ST. BONAVENTURE, N.Y. — He shouldn’t have been out that far.
That much we can probably all acknowledge.
But when you understand more deeply how his teammates view him — and how he views his teammates — it becomes easier to see why exactly Alpha Okoli, the last guy off the bench, was in the middle of that brief second-half dustup between the St. Bonaventure and Duquesne men’s basketball teams last Friday.
The incident, a mere blip in the Bonnies’ impressive push to Sunday’s Atlantic 10 Tournament championship game, happened with 13:42 left in an eventual 75-59 Bona quarterfinal victory.
Toby Okani threw down a breakaway dunk to cap a 10-0 Dukes run and draw a timeout from the Bonnies. Okani reacted, which led to some words, which led to Duquesne’s bench spilling into the area and a gaggle of players being nose-to-nose with one another.
It looked like trouble. And that’s why Okoli reacted the way he did, meandering from the Bona bench at the other end of the floor into the middle of the pile and making his presence known before being yanked away by a Bona assistant.
THE JUNIOR guard, of course, doesn’t play very much, appearing in only three games this season for a total of nine minutes. At this point, he’s likely never going to be a regular part of the Bona rotation.
But at a time when this word is becoming increasingly harder to come by in college basketball, he’s loyal beyond measure. He brings the kinds of intangibles that have come to describe this team as a whole.
He’s fearless, tough, tenacious.
And he’ll always have his brothers’ backs, especially if it looks as though an entire team is converging on two or three of them at the onset of a timeout.
That much was made clear by how his teammates spoke about him after the Bonnies’ 88-41 evisceration of George Washington a week earlier, when Okoli made his first on-court impact of the year, scoring five points in seven minutes.
“Alpha is probably the most genuine and most respectful guy I’ve ever met and it’s an honor to have him as a brother and to have him be a part of this family,” classmate Jaren Holmes said that day. “He’s such a great guy. He helps me every single day, he helps me keep my confidence. He’s just a great kid. A lot of people don’t see what we see behind closed doors, but he’s probably the best guy, best friend, best attitude on the team.”
On a squad that boasts five ultra-talented starters and nine guys who have remained committed this winter, Holmes added, unequivocally, “Alpha Okoli is the glue that keeps us together on this team and Alpha Okoli is the guy that everybody would want on their team and truly a best friend for the rest of my life.”

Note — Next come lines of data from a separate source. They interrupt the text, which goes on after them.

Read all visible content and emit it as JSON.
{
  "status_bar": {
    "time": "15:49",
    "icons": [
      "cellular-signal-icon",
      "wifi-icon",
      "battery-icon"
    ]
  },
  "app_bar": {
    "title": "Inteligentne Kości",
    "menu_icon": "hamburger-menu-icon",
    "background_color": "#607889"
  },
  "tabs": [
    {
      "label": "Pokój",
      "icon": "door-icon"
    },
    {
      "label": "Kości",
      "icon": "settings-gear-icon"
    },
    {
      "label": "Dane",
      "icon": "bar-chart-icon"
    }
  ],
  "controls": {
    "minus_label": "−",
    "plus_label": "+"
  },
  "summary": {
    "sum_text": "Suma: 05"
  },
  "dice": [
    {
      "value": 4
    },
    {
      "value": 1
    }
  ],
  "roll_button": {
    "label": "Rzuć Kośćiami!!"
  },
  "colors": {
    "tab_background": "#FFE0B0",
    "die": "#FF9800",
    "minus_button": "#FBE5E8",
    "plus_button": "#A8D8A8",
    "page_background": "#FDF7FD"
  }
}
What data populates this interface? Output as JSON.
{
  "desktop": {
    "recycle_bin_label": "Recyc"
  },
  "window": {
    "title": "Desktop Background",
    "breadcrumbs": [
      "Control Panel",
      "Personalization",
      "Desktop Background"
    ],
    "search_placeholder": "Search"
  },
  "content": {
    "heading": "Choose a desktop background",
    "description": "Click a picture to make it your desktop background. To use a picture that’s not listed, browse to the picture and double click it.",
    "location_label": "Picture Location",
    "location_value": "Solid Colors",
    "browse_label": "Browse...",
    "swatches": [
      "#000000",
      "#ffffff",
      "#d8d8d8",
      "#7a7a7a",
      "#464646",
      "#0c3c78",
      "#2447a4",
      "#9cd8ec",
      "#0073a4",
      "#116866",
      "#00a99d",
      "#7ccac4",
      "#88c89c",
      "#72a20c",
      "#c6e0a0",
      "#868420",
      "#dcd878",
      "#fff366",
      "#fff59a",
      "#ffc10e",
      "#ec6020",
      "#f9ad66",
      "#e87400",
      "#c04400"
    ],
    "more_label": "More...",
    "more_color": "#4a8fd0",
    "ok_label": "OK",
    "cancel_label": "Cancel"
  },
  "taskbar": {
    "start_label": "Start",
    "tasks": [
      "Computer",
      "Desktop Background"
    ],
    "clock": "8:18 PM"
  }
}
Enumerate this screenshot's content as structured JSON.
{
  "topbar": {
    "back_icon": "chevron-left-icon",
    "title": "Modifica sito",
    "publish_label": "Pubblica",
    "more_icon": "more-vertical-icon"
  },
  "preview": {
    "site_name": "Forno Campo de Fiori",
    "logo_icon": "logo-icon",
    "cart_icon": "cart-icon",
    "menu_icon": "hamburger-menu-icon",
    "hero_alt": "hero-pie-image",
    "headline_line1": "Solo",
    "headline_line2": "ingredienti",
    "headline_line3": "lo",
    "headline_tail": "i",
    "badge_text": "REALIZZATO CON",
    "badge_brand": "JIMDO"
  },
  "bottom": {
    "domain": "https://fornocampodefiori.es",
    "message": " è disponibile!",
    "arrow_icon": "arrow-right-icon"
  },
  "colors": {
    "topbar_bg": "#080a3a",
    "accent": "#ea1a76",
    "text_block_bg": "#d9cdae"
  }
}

OKOLI, though it went largely unnoticed, was given an administrative technical for leaving the bench and ejected from the game.
But after the timeout and the ensuing free throws, it was all Bona.
With their lead down to single digits (47-39), the Bonnies responded with runs of 11-2 and 16-4 to retake control and slam the door shut on a potential Duquesne comeback. They played with the kind of unmistakable, indomitable fire that this team has displayed almost from the beginning.
Afterward, they’d attributed their turnaround to the timeout itself, saying that they used it to regain their composure and better gameplan for Duquesne’s press, which had led to four-straight turnovers. And that’s almost certainly true; Bona has a veteran, focused team that knows how to handle itself in such situations, junior guard Dominick Welch noted.
But, judging by how they talk about him, you’d have believed it if they said that Okoli’s willingness to enter the fray and subsequent ejection was as much a spark in getting them back on track.
THE BONA fan base seemed to think so.
“Not the hero we deserve, but the hero we needed,” one fan, who attached a picture of Okoli, tweeted playfully. They wouldn’t have gotten an argument from point guard Kyle Lofton, who responded to one such suggestion with, “he’s ride or die all the way.”
The whole encounter was “unfortunate,” Bona coach Mark Schmidt said in the aftermath. And it was. But it was also another example of the kind of tight-knit nature that has made this 2020-21 team so special.
“Alpha’s one of my best friends here,” Lofton said after that GW game. “I see everything behind closed doors. He doesn’t really play much, but he doesn’t give up. He’s with me everyday in the gym, he’s a hard worker regardless of the situation he’s in.
“And to see stuff like that, it wasn’t luck (that Okoli made his first shot against the Colonials, a 3-pointer). Him making the first shot he got, he works for this. And he just never gave up and I was really happy for him.”